By current head count, nine U.S. lawmakers are calling for an end to U.S. Immigration and Customs Enforcement, or ICE. One additional senator, Kamala Harris (D-Calif.), acknowledges the need for an ICE-type law enforcement agency but thinks “we need to probably think about starting from scratch.”
All ten, and their water carriers in the media, are getting pushback from an unlikely but knowledgeable source, former Homeland Security Secretary Jeh Johnson, who published an op-ed in the Washington Post titled “Abolishing ICE is not a serious policy proposal.”
Johnson, who oversaw the agency during the last three years of Barack Obama’s presidency, is frank and unwavering in his criticism of those who oppose ICE, which he considers an essential agency. “The outright abolition of ICE,” he writes, “would compromise public safety.”

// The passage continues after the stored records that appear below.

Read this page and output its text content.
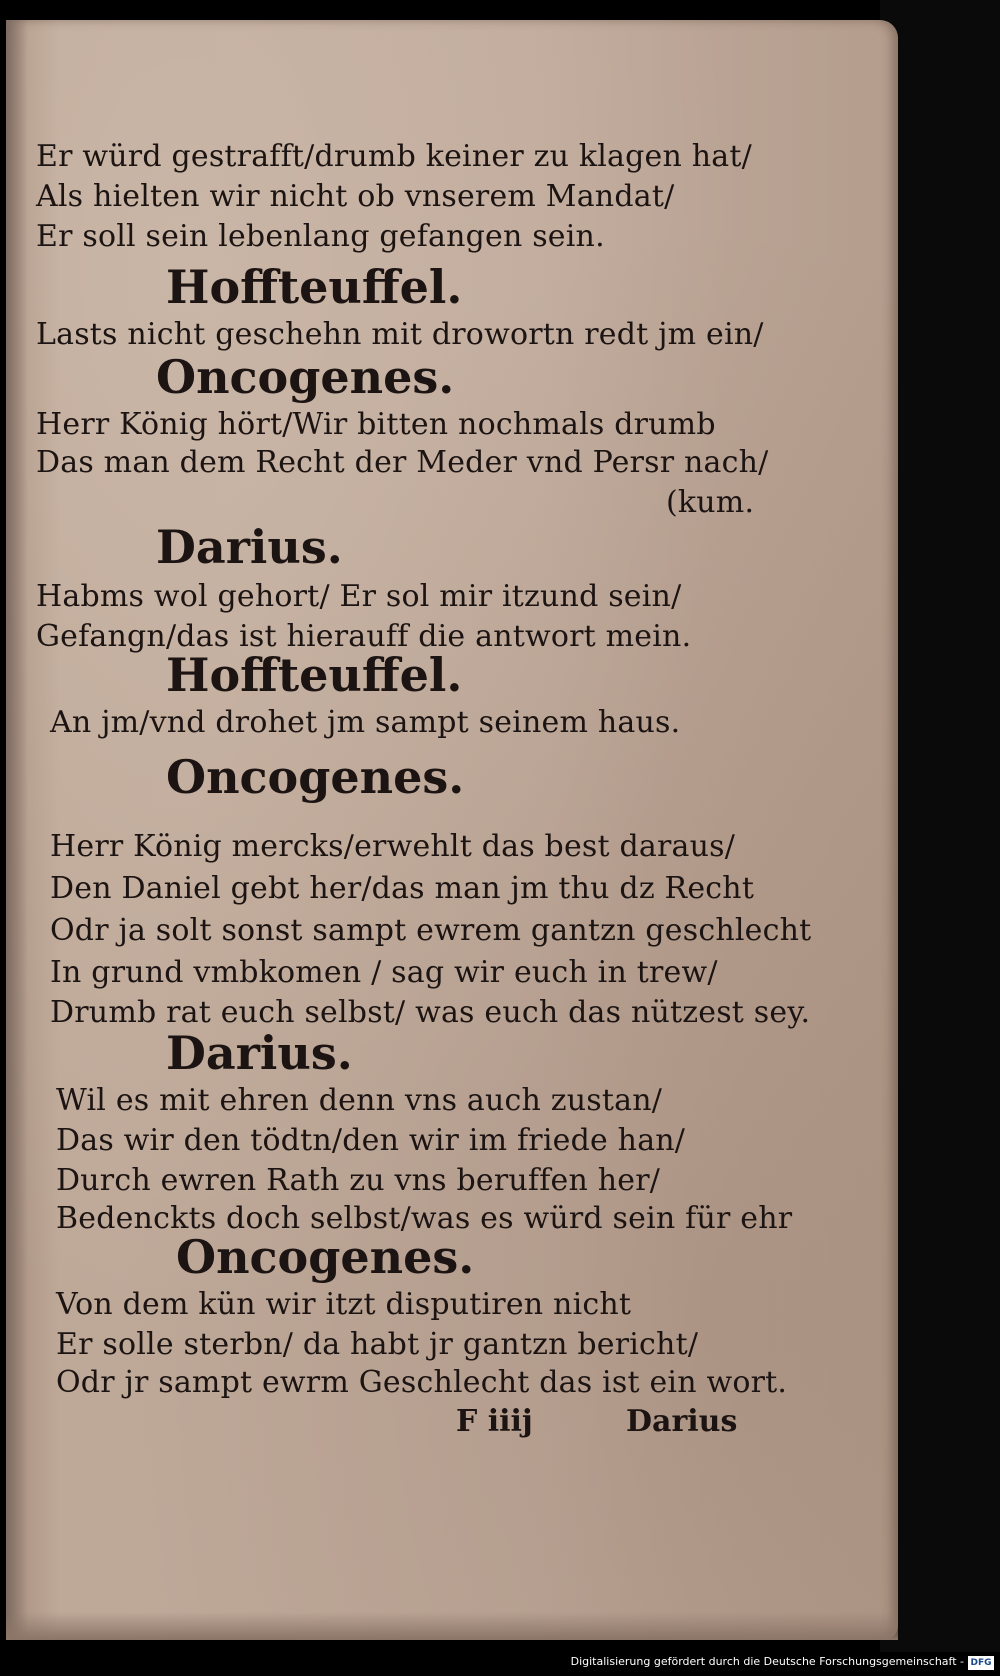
Er würd gestrafft/drumb keiner zu klagen hat/
Als hielten wir nicht ob vnserem Mandat/
Er soll sein lebenlang gefangen sein.
Hoffteuffel.
Lasts nicht geschehn mit drowortn redt jm ein/
Oncogenes.
Herr König hört/Wir bitten nochmals drumb
Das man dem Recht der Meder vnd Persr nach/
(kum.
Darius.
Habms wol gehort/ Er sol mir itzund sein/
Gefangn/das ist hierauff die antwort mein.
Hoffteuffel.
An jm/vnd drohet jm sampt seinem haus.
Oncogenes.
Herr König mercks/erwehlt das best daraus/
Den Daniel gebt her/das man jm thu dz Recht
Odr ja solt sonst sampt ewrem gantzn geschlecht
In grund vmbkomen / sag wir euch in trew/
Drumb rat euch selbst/ was euch das nützest sey.
Darius.
Wil es mit ehren denn vns auch zustan/
Das wir den tödtn/den wir im friede han/
Durch ewren Rath zu vns beruffen her/
Bedenckts doch selbst/was es würd sein für ehr
Oncogenes.
Von dem kün wir itzt disputiren nicht
Er solle sterbn/ da habt jr gantzn bericht/
Odr jr sampt ewrm Geschlecht das ist ein wort.
F iiij	Darius
Digitalisierung gefördert durch die Deutsche Forschungsgemeinschaft - DFG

While he doesn’t come right out and mention Donald Trump by name, he tacitly endorses the current president’s deployment of ICE, which is a continuation of the agency’s operations during the Obama years:
… President Barack Obama gave me the policy direction to focus ICE’s deportation resources on recent border crossers and those undocumented immigrants convicted of serious crimes. We did that. In those years, the number of deportations from the interior United States went down, but the percentage of those deported who were serious criminals went up. We stripped away the barriers that existed between ICE and so-called sanctuary cities. By the time I left office, 21 of the 25 largest jurisdictions that had refused to comply with ICE detainers — written requests to delay the release of people arrested by local law enforcement — had signaled a willingness to work with ICE again in pursuit of the most dangerous undocumented criminals.
If there is solace for Democrats anywhere in Johnson’s column, it is toward the end, where he writes:
… I constantly reminded ICE leadership that controversial, high-profile cases of fathers torn from their families and students pulled from their schools for deportation would turn ICE into a pariah in the very communities where its agents must work, and would threaten to undermine ICE’s larger public-safety mission. I regret to watch that happening now, as ICE is vilified across the country and sanctuary cities are emboldened to proclaim themselves as such.
But here Johnson is being duplicitous. As noted in a recent post, the number of juveniles under the age of 18 separated from their legal adult guardians in 2016, Obama’s last year in office, was 61,254. That figure is 3,000 higher than the number of separated minors during Donald Trump’s first year. ICE didn’t become a pariah on Obama’s watch because the press chose not to report these stories.